-------
PEDOMAN KARYA
Ahad, 12 Juni 2022
Datu
Museng dan Maipa Deapati (20):
Sultan
Lombok Menerima Pemutusan Perjodohan Maipa Deapati dengan I Mangngalasa
Oleh:
Verdy R. Baso
(Mantan Wartawan Harian Pedoman Rakyat)
Maggauka memanggil Suro (pesuruh)
kepercayaan setiba di balairung. Orang kepercayaannya itu, segera
diperintahkannya ke rumah Gelarang, agar ketua adat ini secepatnya ke istana.
Dan tak lama, Gelarang pun menghadap junjungannya, bersila patuh menunggu sabda
Maggauka.
“Hai Gelarang, ketua adat
yang patuh, panggil seluruh anggota adat berkumpul di balairung ini,” seru
Maggauka, “Ada soal yang amat penting hendak kusampaikan kepada kalian. Aku
ingin agar soal itu dibicarakan dan dipertimbangkan oleh seluruh anggota adat.”

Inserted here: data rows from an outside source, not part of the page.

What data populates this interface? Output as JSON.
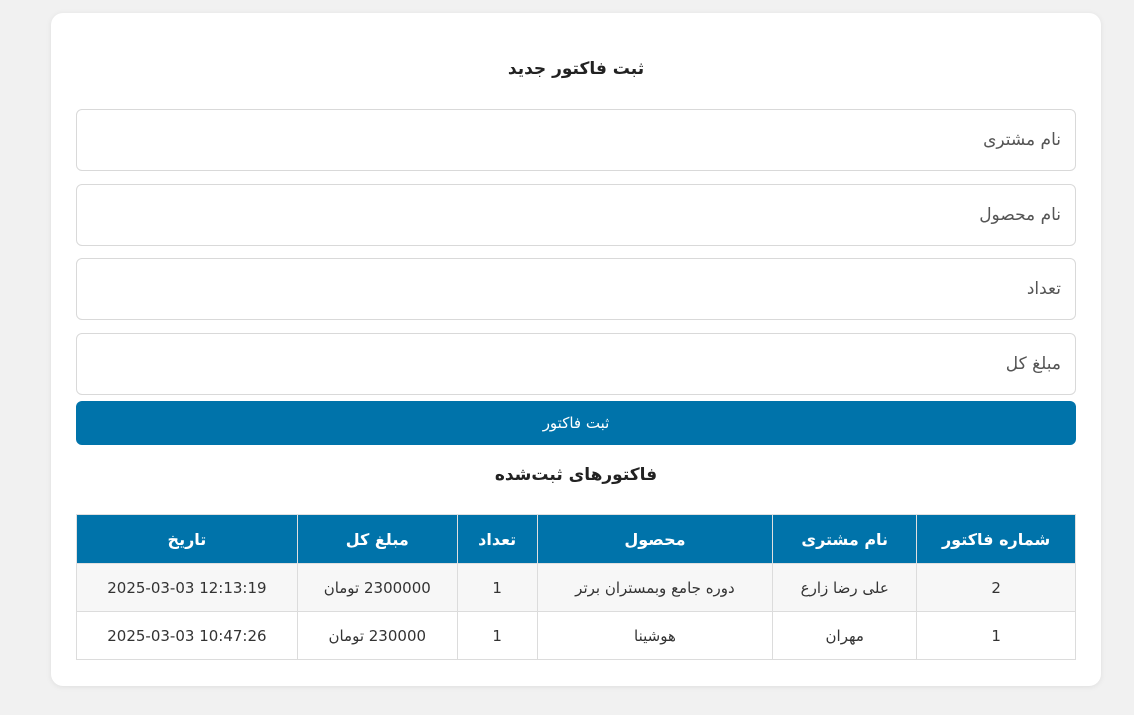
{
  "form": {
    "title": "ثبت فاکتور جدید",
    "customer_placeholder": "نام مشتری",
    "product_placeholder": "نام محصول",
    "quantity_placeholder": "تعداد",
    "total_placeholder": "مبلغ کل",
    "submit_label": "ثبت فاکتور"
  },
  "invoices": {
    "title": "فاکتورهای ثبت‌شده",
    "columns": [
      "شماره فاکتور",
      "نام مشتری",
      "محصول",
      "تعداد",
      "مبلغ کل",
      "تاریخ"
    ],
    "rows": [
      {
        "id": "2",
        "customer": "علی رضا زارع",
        "product": "دوره جامع وبمستران برتر",
        "qty": "1",
        "total": "2300000 تومان",
        "date": "2025-03-03 12:13:19"
      },
      {
        "id": "1",
        "customer": "مهران",
        "product": "هوشینا",
        "qty": "1",
        "total": "230000 تومان",
        "date": "2025-03-03 10:47:26"
      }
    ]
  },
  "colors": {
    "accent": "#0073aa",
    "page_bg": "#f1f1f1",
    "card_bg": "#ffffff"
  }
}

Maggauka pun menganggukkan
kepalanya. Lalu, Gelarang mengundurkan diri untuk menjalankan perintah.
Kerapatan pun dimulai
ketika seluruh anggota adat lengkap hadir. Maggauka memaparkan kandungan
hatinya. Diceritakannya semua apa yang sudah terjadi dari awal hingga akhir.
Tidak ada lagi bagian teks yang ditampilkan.